Astronomers have spied the short-lived blue glow from a giant companion star struck by a spectacular supernova. The discovery offers compelling evidence for a leading theory about the origin of Type Ia supernovae — that these enormous explosions occur when a white dwarf steals matter from a larger star.
“This is an amazing result,” said study co-author Stefano Valenti, an assistant professor of physics at the University of California, Davis. “We are unlocking the origins of supernovae.”
Incredibly bright, Type Ia supernovae are used to track how fast the universe is expanding. But there are problems with relying on supernovae as cosmic mile markers. For example, although evidence suggests Type Ia supernovae are triggered in binary systems (two stars orbiting each other), astronomers still puzzle over the identity of the white dwarf’s companion star. “A better understanding of the physics of Type Ia supernovae will improve our measurements of the expansion of the universe,” Valenti said.
To help solve the puzzle, Valenti and astronomer David Sand, an associate professor at the University of Arizona, designed the DLT40 survey to find supernovae within a few hours after the explosion. This is early enough to determine the details of the shocked companion star from the glowing blue ultraviolet light it produces, Valenti said. The DLT40 survey uses the PROMPT telescope in Chile to monitor galaxies within 40 megaparsecs (120 million light-years).
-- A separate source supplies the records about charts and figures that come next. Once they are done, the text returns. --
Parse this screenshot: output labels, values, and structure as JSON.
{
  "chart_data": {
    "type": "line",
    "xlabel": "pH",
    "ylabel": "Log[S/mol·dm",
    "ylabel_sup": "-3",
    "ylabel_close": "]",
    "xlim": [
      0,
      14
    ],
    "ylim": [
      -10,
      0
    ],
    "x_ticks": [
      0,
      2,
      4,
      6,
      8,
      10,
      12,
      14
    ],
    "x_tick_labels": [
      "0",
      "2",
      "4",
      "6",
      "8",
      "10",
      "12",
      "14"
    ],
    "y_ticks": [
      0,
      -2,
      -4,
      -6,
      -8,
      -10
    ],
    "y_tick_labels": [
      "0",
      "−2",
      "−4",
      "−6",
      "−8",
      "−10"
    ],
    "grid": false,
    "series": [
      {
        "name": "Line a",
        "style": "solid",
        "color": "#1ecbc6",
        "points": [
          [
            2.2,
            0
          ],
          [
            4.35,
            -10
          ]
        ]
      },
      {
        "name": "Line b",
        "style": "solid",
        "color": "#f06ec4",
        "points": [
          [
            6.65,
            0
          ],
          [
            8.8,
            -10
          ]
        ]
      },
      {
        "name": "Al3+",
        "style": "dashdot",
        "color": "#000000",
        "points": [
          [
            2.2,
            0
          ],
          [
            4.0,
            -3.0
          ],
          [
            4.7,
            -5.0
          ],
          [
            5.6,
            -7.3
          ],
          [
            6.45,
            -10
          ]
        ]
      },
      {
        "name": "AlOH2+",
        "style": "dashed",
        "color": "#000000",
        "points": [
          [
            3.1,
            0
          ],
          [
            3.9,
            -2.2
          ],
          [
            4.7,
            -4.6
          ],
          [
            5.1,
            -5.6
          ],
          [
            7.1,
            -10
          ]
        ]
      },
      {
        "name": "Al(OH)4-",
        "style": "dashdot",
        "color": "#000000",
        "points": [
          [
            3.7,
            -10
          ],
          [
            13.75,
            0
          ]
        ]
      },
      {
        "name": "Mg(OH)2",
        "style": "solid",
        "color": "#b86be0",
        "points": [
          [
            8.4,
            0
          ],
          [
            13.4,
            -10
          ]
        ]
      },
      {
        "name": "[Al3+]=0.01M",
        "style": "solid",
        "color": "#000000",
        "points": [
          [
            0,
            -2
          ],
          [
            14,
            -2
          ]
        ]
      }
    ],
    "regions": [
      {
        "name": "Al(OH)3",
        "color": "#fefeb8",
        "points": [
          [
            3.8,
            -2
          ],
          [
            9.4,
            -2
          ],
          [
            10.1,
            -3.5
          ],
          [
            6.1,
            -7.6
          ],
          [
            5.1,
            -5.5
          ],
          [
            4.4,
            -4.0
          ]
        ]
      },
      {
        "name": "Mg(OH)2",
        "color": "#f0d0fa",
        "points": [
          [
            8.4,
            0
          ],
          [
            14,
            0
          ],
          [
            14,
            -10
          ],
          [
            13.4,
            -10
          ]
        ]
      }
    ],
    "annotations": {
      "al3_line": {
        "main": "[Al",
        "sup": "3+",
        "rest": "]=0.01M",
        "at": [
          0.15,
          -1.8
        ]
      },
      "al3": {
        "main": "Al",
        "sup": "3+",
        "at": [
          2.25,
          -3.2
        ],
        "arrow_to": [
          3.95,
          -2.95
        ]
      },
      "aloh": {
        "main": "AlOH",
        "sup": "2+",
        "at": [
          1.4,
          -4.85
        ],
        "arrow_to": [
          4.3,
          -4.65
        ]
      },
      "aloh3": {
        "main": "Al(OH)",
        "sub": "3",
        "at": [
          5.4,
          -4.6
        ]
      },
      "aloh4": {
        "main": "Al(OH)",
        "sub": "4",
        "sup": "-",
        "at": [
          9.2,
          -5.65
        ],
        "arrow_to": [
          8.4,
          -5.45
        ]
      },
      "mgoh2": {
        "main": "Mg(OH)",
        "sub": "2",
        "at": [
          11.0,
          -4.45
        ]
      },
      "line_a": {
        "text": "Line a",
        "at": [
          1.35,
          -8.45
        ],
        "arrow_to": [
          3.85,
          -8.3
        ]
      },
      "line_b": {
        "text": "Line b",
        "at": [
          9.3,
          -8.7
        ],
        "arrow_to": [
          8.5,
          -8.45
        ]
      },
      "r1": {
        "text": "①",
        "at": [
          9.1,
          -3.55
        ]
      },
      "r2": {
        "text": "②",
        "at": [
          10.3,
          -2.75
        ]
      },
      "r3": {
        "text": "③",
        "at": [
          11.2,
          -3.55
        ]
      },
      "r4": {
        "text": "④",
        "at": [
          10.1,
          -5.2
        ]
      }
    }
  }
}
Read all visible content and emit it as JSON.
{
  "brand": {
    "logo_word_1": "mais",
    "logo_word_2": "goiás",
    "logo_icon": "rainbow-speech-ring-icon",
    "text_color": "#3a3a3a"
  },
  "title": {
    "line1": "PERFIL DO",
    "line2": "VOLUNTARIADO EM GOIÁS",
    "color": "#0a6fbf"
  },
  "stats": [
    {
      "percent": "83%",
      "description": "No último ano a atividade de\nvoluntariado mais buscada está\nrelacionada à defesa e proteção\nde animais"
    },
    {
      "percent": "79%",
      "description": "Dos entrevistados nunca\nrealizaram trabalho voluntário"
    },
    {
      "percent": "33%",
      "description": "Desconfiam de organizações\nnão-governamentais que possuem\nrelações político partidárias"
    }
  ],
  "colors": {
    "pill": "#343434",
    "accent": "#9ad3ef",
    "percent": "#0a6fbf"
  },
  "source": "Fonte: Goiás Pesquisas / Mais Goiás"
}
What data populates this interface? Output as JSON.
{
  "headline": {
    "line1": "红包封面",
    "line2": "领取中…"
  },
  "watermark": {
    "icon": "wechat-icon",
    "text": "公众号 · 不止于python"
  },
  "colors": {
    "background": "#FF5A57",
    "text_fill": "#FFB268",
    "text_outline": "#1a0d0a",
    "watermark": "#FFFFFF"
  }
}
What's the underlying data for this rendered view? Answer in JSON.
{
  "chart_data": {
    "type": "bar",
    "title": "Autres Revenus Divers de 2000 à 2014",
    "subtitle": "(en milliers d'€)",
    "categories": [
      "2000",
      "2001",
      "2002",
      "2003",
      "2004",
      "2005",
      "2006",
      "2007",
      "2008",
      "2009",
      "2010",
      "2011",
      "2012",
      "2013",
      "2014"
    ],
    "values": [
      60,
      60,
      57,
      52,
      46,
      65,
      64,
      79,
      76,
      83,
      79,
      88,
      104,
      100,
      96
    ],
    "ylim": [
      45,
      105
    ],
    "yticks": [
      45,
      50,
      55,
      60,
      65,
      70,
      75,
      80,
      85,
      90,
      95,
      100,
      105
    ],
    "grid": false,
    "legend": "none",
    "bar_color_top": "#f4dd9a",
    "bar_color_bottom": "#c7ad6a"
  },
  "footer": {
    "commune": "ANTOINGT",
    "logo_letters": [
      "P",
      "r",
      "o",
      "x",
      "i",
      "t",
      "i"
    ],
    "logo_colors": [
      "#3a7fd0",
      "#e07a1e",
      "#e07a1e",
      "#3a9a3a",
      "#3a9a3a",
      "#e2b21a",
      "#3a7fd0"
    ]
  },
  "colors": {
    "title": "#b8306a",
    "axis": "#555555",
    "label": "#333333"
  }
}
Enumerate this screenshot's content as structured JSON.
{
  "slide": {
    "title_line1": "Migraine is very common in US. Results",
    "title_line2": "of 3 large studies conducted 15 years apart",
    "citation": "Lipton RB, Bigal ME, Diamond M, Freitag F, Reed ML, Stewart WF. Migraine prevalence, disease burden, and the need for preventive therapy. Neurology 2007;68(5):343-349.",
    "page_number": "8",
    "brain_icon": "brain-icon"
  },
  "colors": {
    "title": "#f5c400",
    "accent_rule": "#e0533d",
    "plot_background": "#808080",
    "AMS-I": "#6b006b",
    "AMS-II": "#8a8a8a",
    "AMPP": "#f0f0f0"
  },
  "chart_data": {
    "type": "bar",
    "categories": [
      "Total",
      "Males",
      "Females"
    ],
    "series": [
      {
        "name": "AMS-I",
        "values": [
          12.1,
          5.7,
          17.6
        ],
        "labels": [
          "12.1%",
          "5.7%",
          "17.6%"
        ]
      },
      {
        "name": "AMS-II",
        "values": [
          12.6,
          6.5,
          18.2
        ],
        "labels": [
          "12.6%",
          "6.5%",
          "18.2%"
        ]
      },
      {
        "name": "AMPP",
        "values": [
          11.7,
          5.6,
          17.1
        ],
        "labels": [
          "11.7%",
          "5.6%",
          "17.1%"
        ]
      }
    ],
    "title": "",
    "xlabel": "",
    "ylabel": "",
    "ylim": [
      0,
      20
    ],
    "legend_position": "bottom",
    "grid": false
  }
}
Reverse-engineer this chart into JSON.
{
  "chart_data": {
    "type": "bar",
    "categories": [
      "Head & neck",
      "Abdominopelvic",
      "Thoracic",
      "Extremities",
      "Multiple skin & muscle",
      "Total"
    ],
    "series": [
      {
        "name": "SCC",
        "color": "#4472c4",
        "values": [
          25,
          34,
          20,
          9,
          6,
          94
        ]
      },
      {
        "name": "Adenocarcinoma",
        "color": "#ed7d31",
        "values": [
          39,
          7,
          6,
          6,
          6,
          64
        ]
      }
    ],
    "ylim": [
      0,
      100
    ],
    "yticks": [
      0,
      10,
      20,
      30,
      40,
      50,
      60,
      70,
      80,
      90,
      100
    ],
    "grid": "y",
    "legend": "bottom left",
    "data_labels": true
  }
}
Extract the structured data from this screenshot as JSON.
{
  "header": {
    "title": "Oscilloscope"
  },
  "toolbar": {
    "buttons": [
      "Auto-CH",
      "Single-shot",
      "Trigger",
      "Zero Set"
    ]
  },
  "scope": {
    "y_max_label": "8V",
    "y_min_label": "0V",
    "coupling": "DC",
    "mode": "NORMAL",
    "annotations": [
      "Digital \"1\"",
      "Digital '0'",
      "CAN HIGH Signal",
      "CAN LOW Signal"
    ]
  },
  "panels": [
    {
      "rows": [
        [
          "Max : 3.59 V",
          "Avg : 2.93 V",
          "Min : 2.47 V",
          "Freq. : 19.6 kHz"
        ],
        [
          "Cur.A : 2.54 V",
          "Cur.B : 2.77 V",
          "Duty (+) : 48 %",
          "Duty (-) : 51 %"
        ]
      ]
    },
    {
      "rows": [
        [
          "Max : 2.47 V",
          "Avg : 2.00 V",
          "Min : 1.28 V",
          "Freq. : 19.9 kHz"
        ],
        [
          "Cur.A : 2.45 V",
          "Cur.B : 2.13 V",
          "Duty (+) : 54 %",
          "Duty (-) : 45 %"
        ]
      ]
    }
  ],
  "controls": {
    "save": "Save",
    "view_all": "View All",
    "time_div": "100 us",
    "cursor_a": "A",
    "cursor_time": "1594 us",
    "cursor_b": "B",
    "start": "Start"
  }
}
Earlier this year, the DLT40 survey spotted a new supernova, now named SN 2017cbv. It was one of the earliest detections ever, within a day, perhaps even hours, of its explosion, said Sand, the first to spot the supernova.
Within minutes of SN 2017cbv’s detection, Sand activated Las Cumbres Observatory's global network of 18 robotic telescopes. Thanks to the early detection, the research team caught the entire five-day-long rise and fall of the explosion’s blue glow, said Griffin Hosseinzadeh, the study’s first author and a graduate student at the University of California, Santa Barbara.
“We’ve been looking for this effect — a supernova crashing into its companion star — since it was predicted in 2010. Hints have been seen before, but this time the evidence is overwhelming,” Hosseinzadeh said.
Catching the blue glow from SN 2017cbv was only possible through the collaboration between the DLT40 survey and Las Cumbres Observatory, said Valenti, who runs the DLT40 survey from UC Davis. “Most supernova are discovered too late. This result was not possible without very early discovery and continuous observation,” he said.
The team determined that the companion star was approximately 20 times the radius of the sun. (Although a white dwarf is about the same mass as the sun, its size is similar to Earth.) The supernova was discovered on March 10, 2017, and is located 55 million light-years away in the galaxy NGC 5643. The results will be published in an upcoming issue of The Astrophysical Journal Letters and are available on arXiv.org.